The California Medical Association (CMA) applauds the House and Senate negotiators for their perseverance in moving this legislation forward. The committees were receptive to CMA’s issues, giving small practices more time and funding assistance to transition to the new payment models and ensuring that physicians are involved in the development of the quality measures, clinical projects and alternative payment models. And CMA is most grateful that the committees included the California-specific language that will update our state's outdated Medicare payment localities, while holding the rural localities harmless from cuts.

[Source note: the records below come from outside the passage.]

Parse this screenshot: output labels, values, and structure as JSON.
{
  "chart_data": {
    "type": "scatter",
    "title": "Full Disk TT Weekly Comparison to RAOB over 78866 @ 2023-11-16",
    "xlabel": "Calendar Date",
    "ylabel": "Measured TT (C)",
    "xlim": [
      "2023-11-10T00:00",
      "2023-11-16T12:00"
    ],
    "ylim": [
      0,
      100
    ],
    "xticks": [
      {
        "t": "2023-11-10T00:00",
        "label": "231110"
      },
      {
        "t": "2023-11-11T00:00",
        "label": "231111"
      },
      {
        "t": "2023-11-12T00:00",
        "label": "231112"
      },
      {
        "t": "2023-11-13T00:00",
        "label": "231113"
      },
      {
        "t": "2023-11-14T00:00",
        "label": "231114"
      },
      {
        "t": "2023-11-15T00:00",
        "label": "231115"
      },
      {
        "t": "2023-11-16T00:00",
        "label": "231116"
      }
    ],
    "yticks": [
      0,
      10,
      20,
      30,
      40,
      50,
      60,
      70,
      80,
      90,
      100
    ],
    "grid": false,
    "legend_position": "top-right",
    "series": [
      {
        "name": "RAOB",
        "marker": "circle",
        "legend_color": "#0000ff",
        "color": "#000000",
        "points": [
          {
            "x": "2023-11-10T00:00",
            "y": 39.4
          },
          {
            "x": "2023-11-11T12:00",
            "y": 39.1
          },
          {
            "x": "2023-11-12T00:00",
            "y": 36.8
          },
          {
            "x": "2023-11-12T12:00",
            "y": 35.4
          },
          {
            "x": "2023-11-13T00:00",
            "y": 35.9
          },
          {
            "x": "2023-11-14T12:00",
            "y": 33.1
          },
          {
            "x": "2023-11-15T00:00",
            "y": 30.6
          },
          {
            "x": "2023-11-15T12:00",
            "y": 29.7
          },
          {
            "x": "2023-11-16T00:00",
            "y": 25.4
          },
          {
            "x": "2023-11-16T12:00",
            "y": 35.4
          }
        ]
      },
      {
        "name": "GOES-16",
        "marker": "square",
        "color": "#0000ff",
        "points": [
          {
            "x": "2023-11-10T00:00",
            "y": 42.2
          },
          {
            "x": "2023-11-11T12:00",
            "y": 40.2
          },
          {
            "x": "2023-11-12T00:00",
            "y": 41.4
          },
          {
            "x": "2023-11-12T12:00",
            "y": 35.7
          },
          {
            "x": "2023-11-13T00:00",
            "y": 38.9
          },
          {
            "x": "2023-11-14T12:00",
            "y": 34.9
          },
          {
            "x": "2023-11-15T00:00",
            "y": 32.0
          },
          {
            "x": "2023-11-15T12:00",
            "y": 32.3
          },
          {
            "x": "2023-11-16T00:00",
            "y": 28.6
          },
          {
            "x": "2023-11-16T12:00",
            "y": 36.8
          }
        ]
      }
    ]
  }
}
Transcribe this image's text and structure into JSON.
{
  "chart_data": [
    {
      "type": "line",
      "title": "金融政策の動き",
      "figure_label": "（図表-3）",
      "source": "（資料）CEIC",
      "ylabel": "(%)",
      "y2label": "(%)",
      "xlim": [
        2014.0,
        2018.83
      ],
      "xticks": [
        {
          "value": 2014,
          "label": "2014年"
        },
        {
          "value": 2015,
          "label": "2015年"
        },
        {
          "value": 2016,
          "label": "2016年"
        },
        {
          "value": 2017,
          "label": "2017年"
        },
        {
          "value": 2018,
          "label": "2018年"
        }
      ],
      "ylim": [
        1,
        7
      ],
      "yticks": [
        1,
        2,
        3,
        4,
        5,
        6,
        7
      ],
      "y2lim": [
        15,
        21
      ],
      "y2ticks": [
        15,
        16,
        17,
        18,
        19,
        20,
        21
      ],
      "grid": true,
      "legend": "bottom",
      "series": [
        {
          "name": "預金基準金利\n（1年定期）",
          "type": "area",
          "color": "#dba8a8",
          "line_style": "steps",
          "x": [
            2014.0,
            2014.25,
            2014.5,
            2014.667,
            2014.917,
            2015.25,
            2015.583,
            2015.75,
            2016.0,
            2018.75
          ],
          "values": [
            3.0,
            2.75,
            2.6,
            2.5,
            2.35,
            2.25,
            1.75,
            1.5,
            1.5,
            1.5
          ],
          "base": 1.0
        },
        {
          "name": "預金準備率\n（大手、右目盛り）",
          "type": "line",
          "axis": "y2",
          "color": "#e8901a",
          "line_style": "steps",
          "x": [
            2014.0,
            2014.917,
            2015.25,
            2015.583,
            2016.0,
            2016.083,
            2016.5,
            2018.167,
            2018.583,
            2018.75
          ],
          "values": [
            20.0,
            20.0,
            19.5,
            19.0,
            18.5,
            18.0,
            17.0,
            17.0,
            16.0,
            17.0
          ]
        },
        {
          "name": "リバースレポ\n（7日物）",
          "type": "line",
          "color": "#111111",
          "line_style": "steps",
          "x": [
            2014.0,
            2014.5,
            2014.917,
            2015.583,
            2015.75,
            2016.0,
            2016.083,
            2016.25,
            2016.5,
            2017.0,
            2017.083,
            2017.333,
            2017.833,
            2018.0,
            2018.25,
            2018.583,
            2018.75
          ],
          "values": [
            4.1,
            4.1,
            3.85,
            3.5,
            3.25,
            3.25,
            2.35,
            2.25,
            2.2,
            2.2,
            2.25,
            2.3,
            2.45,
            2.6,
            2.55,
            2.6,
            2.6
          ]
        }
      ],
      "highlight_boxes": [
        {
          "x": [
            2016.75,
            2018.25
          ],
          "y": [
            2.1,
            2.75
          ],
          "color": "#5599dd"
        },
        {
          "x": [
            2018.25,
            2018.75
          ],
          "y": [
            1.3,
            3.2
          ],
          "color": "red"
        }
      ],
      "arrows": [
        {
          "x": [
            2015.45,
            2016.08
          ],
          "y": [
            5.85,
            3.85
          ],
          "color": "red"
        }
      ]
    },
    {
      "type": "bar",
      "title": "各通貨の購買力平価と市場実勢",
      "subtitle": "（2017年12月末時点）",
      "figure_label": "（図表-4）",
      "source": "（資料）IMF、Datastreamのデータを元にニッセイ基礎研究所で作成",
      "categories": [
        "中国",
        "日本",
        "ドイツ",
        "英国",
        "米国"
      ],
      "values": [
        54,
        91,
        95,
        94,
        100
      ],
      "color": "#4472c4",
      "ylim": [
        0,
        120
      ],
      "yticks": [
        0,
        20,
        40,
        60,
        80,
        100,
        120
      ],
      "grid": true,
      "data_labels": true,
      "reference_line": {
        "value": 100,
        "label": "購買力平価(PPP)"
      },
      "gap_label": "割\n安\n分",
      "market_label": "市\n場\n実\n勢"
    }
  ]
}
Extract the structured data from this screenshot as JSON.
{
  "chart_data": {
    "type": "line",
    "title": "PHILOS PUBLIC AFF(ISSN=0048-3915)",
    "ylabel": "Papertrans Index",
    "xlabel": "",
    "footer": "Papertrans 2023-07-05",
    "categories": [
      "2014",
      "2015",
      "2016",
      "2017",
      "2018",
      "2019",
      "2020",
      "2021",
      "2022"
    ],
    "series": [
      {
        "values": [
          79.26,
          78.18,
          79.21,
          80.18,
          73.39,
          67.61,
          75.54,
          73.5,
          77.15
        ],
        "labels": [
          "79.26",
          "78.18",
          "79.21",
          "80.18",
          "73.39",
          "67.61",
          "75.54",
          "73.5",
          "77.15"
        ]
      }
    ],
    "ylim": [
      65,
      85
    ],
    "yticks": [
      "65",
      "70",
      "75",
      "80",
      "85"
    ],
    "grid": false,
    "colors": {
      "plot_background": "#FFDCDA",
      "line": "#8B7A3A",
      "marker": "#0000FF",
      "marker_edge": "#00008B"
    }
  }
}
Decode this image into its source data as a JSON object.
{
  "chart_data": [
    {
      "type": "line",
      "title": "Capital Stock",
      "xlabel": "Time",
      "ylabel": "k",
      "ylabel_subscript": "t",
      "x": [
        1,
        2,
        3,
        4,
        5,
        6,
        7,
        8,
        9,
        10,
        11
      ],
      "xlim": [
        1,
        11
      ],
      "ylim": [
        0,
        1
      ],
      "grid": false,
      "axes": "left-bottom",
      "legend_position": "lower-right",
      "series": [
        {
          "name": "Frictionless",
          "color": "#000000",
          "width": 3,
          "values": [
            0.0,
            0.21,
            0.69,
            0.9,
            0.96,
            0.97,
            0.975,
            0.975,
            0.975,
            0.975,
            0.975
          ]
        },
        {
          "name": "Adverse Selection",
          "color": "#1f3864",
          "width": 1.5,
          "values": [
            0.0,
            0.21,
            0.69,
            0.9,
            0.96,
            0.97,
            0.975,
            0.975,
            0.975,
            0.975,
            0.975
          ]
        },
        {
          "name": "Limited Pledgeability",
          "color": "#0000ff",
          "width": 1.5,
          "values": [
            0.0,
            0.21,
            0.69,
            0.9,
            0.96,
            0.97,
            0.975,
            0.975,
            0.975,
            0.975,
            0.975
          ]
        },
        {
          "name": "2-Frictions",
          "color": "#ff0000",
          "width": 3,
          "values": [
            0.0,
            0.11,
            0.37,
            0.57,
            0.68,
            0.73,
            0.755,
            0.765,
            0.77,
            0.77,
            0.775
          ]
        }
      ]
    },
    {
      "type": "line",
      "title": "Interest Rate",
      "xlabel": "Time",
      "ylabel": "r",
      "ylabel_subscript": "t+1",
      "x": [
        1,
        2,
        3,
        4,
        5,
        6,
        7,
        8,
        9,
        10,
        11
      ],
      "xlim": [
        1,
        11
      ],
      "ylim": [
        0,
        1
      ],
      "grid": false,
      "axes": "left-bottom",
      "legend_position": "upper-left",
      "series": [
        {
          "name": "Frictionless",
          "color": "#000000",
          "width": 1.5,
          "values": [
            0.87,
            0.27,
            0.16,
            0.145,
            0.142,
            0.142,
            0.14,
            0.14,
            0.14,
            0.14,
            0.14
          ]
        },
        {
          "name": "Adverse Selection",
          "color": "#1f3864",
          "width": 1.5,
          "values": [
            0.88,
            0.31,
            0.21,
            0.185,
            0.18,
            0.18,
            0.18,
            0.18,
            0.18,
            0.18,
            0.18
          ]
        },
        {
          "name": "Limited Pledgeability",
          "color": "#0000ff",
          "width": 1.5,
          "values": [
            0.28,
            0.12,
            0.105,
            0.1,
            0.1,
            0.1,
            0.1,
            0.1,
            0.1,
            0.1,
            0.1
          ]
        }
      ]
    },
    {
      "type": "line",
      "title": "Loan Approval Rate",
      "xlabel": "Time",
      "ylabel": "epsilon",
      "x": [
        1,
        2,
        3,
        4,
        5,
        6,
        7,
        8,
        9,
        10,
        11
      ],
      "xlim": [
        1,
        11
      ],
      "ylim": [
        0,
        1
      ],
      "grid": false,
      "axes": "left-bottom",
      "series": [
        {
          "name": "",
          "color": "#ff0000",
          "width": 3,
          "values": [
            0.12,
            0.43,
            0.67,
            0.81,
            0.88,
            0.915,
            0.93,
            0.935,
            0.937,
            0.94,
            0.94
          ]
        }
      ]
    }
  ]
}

The bill provides a 0.5 percent automatic payment update every year for five years during the transition to new payment models. The new system will allow physicians to select from two payment tracks—a fee-for-service track and an alternative payment model track.. The fee-for-service track with the existing quality, meaningful use and value modifier performance programs will provide physicians with potential bonuses of up to 9 percent. The alternative payment model track will pay 5 percent annual bonuses and require physicians to accept some financial risk, except for patient centered medical homes.


Most important, the bill eliminates the flawed Medicare SGR once and for all. While the bill is far from perfect, it is a reasonable agreement that was developed in an extremely difficult fiscal and political environment. CMA, the American Medical Association and organized medicine have fought for a workable framework on which we can continue to improve and build-upon in future years.


However, the bill is not over the finish line. Congress must now marry the policy to the funding sources. It is estimated that Congress will need to find up to $150 billion to fund the bill. There is much work ahead to meet the March 31 deadline. CMA will continue to be involved in every aspect of the bill to ensure its final passage.


We must keep the momentum going to get this bill to the President’s desk.